4 novembre 2020 XIV

TRAVAIL | Inaptitude et téléconsultation : attention, danger!

La crise sanitaire a modifié nos modes de fonctionnement dans des proportions que nous ne mesurons pas encore totalement ; les textes qui accompagnent ces changements présentent des défauts considérables, de telle sorte que les conséquences n’en ont pas toujours été maîtrisées.

C’est potentiellement le cas lorsque le médecin du travail constate l’inaptitude d’un salarié à l’issue d’une visite de reprise réalisée par téléconsultation ou même par entretien téléphonique, ce qui est possible au moins jusqu’au 31 décembre 2020.

Cette modalité particulière suppose, certes, l’accord du salarié ; mais cet accord est insuffisant à la sécurisation du dispositif.

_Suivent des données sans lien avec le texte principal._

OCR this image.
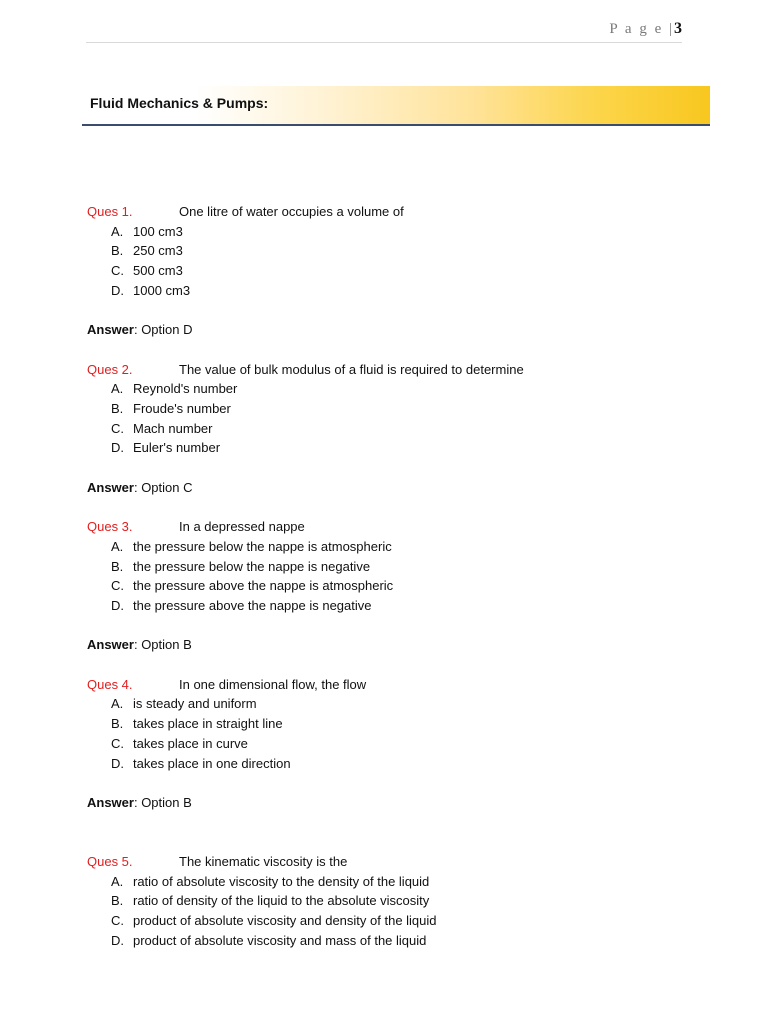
P a g e |3
Fluid Mechanics & Pumps:
Ques 1.	One litre of water occupies a volume of
A. 100 cm3
B. 250 cm3
C. 500 cm3
D. 1000 cm3
Answer: Option D
Ques 2.	The value of bulk modulus of a fluid is required to determine
A. Reynold's number
B. Froude's number
C. Mach number
D. Euler's number
Answer: Option C
Ques 3.	In a depressed nappe
A. the pressure below the nappe is atmospheric
B. the pressure below the nappe is negative
C. the pressure above the nappe is atmospheric
D. the pressure above the nappe is negative
Answer: Option B
Ques 4.	In one dimensional flow, the flow
A. is steady and uniform
B. takes place in straight line
C. takes place in curve
D. takes place in one direction
Answer: Option B
Ques 5.	The kinematic viscosity is the
A. ratio of absolute viscosity to the density of the liquid
B. ratio of density of the liquid to the absolute viscosity
C. product of absolute viscosity and density of the liquid
D. product of absolute viscosity and mass of the liquid
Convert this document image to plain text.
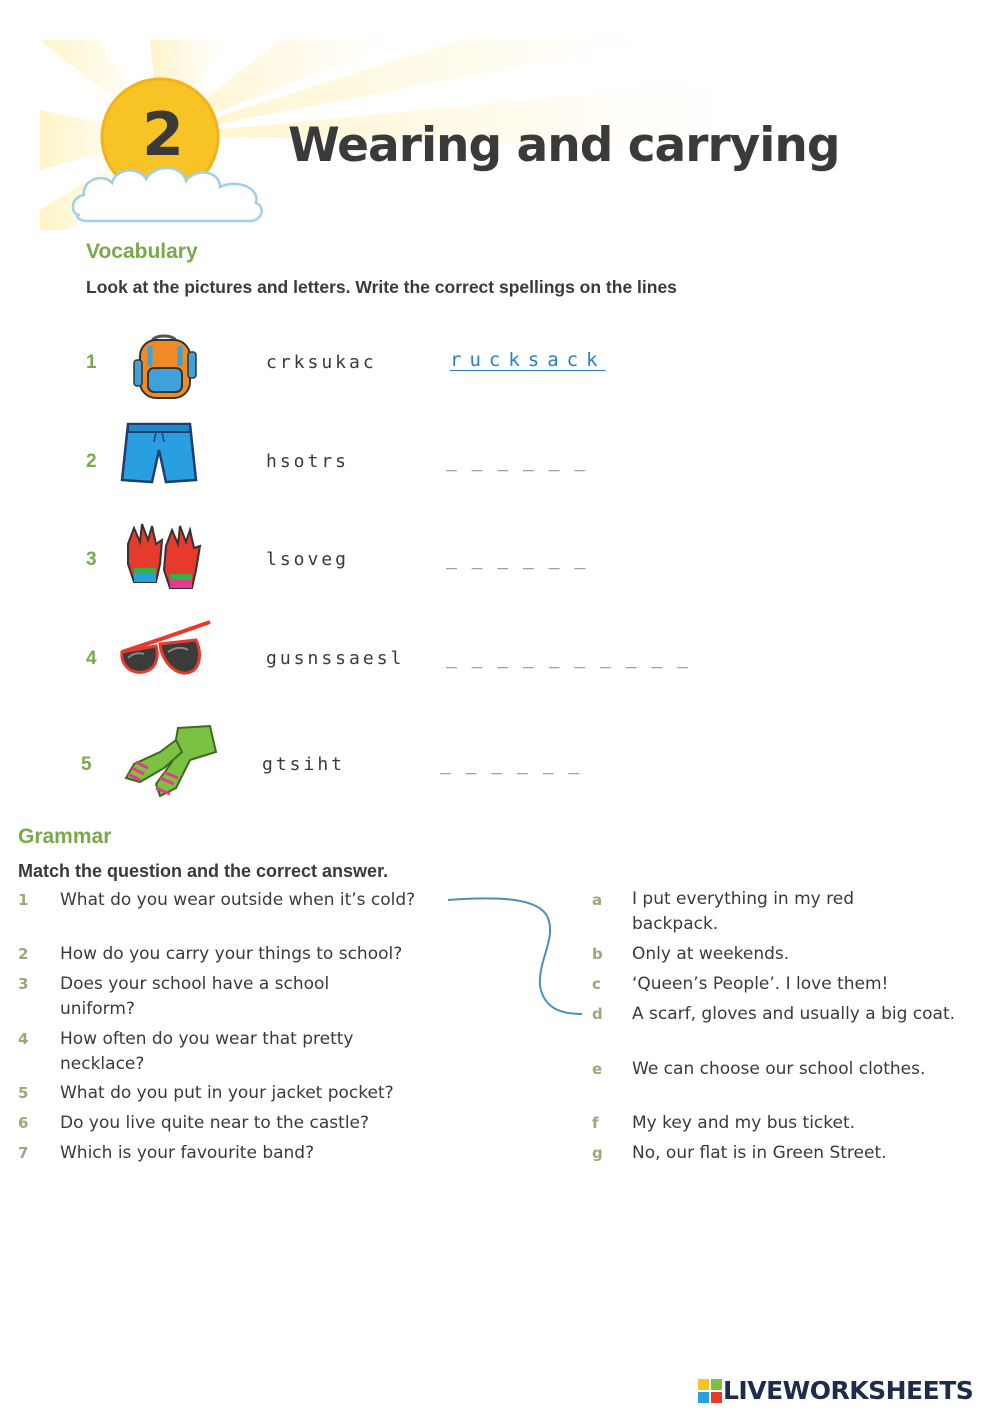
2	Wearing and carrying
Vocabulary
Look at the pictures and letters. Write the correct spellings on the lines
1	crksukac	rucksack
2	hsotrs	_ _ _ _ _ _
3	lsoveg	_ _ _ _ _ _
4	gusnssaesl _ _ _ _ _ _ _ _ _ _
5	gtsiht	_ _ _ _ _ _
Grammar
Match the question and the correct answer.
1 What do you wear outside when it’s cold?
2 How do you carry your things to school?
3 Does your school have a school uniform?
4 How often do you wear that pretty necklace?
5 What do you put in your jacket pocket?
6 Do you live quite near to the castle?
7 Which is your favourite band?
a I put everything in my red backpack.
b Only at weekends.
c ‘Queen’s People’. I love them!
d A scarf, gloves and usually a big coat.
e We can choose our school clothes.
f My key and my bus ticket.
g No, our flat is in Green Street.
LIVEWORKSHEETS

Bien sûr, le ministère du travail souligne dans sa documentation la nécessité impérative d’une traçabilité précise des échanges, notamment avec la transmission de l’avis d’inaptitude par courriel au salarié et à l’employeur ; mais cette précaution n’est pas toujours appliquée par les services de santé au travail.

Si ces derniers devaient négliger de conserver la preuve de l’envoi au salarié de l’avis d’inaptitude, selon un processus permettant de garantir cette transmission et de lui donner une date certaine, l’employeur est placé dans une situation périlleuse et dont il perd la maîtrise, sans même en avoir conscience.

En effet, l’employeur qui a connaissance de l’avis d’inaptitude et qui doit procéder au reclassement ou (le plus souvent) au licenciement dans le délai d’un mois (sous peine d’être contraint de reprendre le paiement du salaire), envisage donc le licenciement, puis le notifie, dans l’illusion que l’avis médical d’inaptitude est devenu définitif. Hélas, rien n’est moins sûr.

En effet, la contestation de l’inaptitude doit être formée devant le conseil de prud’hommes selon la procédure accélérée au fond, dans un délai de 15 jours suivant la notification de l’avis.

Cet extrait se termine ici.